Les Américains et les autres

Publié le 16 novembre 2004 Lecture : 3 minutes.

La scène se passe le 5 novembre 2004 dans le grand hôtel Hilton de Washington. Là même où Ronald Reagan fut victime d’un attentat au tout début de son premier mandat. Là donc,
trois jours seulement après la réélection désespérante de George W. Bush, que le reste du monde a du mal à digérer, se célébrait le cinquantième dîner annuel d’Africare, une ONG qui pratique le « charity-business » dans la plus pure tradition américaine, c’est-à-dire sans complexe.
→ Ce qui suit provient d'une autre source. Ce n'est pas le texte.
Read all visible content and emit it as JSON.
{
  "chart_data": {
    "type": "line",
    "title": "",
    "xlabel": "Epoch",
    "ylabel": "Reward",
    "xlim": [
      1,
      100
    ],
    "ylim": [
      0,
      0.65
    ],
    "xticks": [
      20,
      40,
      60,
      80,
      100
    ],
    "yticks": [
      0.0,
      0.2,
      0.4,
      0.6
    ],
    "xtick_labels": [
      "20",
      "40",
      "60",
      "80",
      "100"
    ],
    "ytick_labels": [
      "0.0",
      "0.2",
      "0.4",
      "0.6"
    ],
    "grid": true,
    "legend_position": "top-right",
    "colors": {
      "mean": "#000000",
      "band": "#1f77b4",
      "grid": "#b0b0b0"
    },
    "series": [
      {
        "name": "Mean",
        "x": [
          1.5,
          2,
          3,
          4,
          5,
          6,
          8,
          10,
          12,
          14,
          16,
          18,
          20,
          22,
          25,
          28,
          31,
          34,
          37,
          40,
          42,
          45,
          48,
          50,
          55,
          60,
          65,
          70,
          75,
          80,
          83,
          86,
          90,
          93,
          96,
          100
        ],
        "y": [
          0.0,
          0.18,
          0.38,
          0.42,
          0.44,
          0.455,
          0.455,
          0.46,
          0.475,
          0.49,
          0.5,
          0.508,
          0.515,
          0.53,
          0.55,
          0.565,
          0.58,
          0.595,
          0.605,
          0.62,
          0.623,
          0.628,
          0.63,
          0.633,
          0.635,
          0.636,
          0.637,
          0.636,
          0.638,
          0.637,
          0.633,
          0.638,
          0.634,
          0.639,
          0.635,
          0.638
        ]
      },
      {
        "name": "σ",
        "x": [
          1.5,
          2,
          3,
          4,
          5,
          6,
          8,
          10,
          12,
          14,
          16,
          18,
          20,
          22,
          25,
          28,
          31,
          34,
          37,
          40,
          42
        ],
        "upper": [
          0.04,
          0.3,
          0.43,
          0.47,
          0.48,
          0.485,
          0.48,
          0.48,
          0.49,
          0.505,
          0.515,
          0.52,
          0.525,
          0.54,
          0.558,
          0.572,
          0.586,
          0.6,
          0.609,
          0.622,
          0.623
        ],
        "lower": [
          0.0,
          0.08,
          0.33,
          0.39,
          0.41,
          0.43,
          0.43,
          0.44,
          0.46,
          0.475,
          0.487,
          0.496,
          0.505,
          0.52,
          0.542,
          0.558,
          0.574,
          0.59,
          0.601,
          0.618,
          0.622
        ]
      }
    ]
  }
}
Cette soirée était dédiée à l’évêque John T. Walker, un des premiers administrateurs
d’Africare, auquel l’organisation rendait un hommage à titre posthume. Avait pris place dans la grande salle des banquets un parterre impressionnant d’hommes politiques,
principalement d’origine noire américaine. On notait également la présence du corps diplomatique africain et de tout ce que le village africain-américain compte de personnages plus ou moins importants. L’invité surprise n’était autre que Colin Powell, le secrétaire d’État que l’on dit sur le départ, car en délicatesse avec les faucons de la Maison Blanche. Du coup il ravit, par sa seule présence, la vedette à l’autre invité d’honneur de la soirée, le PDG de Chevron Texaco, sir David J.O. Reilly.
Après les allocutions d’usage, Colin Powell prit la parole. L’homme, autant admiré pour sa stature d’homme d’État que décrié, notamment au sein de la communauté noire américaine,
pour sa réticence à s’engager pleinement pour une cause militante, a assurément de la présence. Dans son style propre tout empreint de sobriété, il se lança dans un hommage
vibrant au père Walker pour son action qui, dit-il, fait de lui un « authentique Américain ». Il se hasarda ensuite à expliquer son propos en arguant que les Américains se sont depuis toujours passionnés pour les grandes causes. Et dans une allusion à peine voilée aux récentes élections, il fit remarquer que, quelles que soient les discussions plus ou moins vives qui animent périodiquement la vie politique et sociale du pays, après
l’heure du choix et dans les grands moments, les Américains savent se retrouver autour des grands idéaux qui présidèrent jadis à la constitution de la nation. Ajoutant que, parfois, nous autres étrangers, avons du mal à comprendre le fonctionnement particulier
de ce pays et l’état d’esprit tout aussi particulier de ses habitants. Que toutes ces palabres et discussions précédant le moment du choix ont un nom: démocratie.
On sentit un malaise dans la salle quand Powell asséna: « L’Amérique ne cherche nullement à imposer ce modèle la démocratie donc aux autres nations. » Il fallait comprendre que l’Amérique, portée par sa générosité légendaire, cherche tout simplement à aider les nations pauvres du monde à atteindre un idéal de bonheur et de paix pour ses populations.
À ce moment-là, on entendit de façon très claire des marmonnements dans la salle, accompagnés de ricanements à peine contenus.
En politique chevronné, M. Powell continua son allocution comme si de rien n’était, entreprenant d’agrémenter ses propos de plaisanteries destinées à faire baisser la tension.
L’autre moment de la soirée contribuant à renforcer ce sentiment de malaise se produisit lorsque l’un des fils du père Walker, cinématographe de son état, rendit hommage à son
père au travers d’un petit documentaire réalisé par ses propres soins. Là, comble de l’ironie, on apprit que le père Walker avait fréquenté la même école privée du New Hampshire que John Kerry, le challenger malheureux. Et lorsque l’image de Kerry apparut sur l’écran, la salle, dans un mouvement quasi spontané, laissa échapper un tonnerre
d’applaudissements, au grand dam de Colin Powell qui esquissa un sourire de circonstance.
L’image était saisissante : d’un côté l’Amérique sûre d’elle et de son bon droit, plus conquérante mais aussi plus incomprise que jamais. Et, de l’autre, le reste du monde, tout aussi sûr d’avoir raison et donc plus insoumis que jamais.
Depuis près de vingt ans que je fréquente assidûment ce pays, j’ai toujours autant de mal à l’appréhender. Il faut dire que je fais partie de ceux qui ont suivi la campagne intensément et qui, de ce fait, croyaient jusqu’au bout, faisant fi des sondages, que Kerry allait l’emporter.
Hélas ! les Américains en ont décidé autrement. L’Amérique reste ce qu’elle est, une nation assurément pas comme les autres. Au grand désespoir du reste du monde.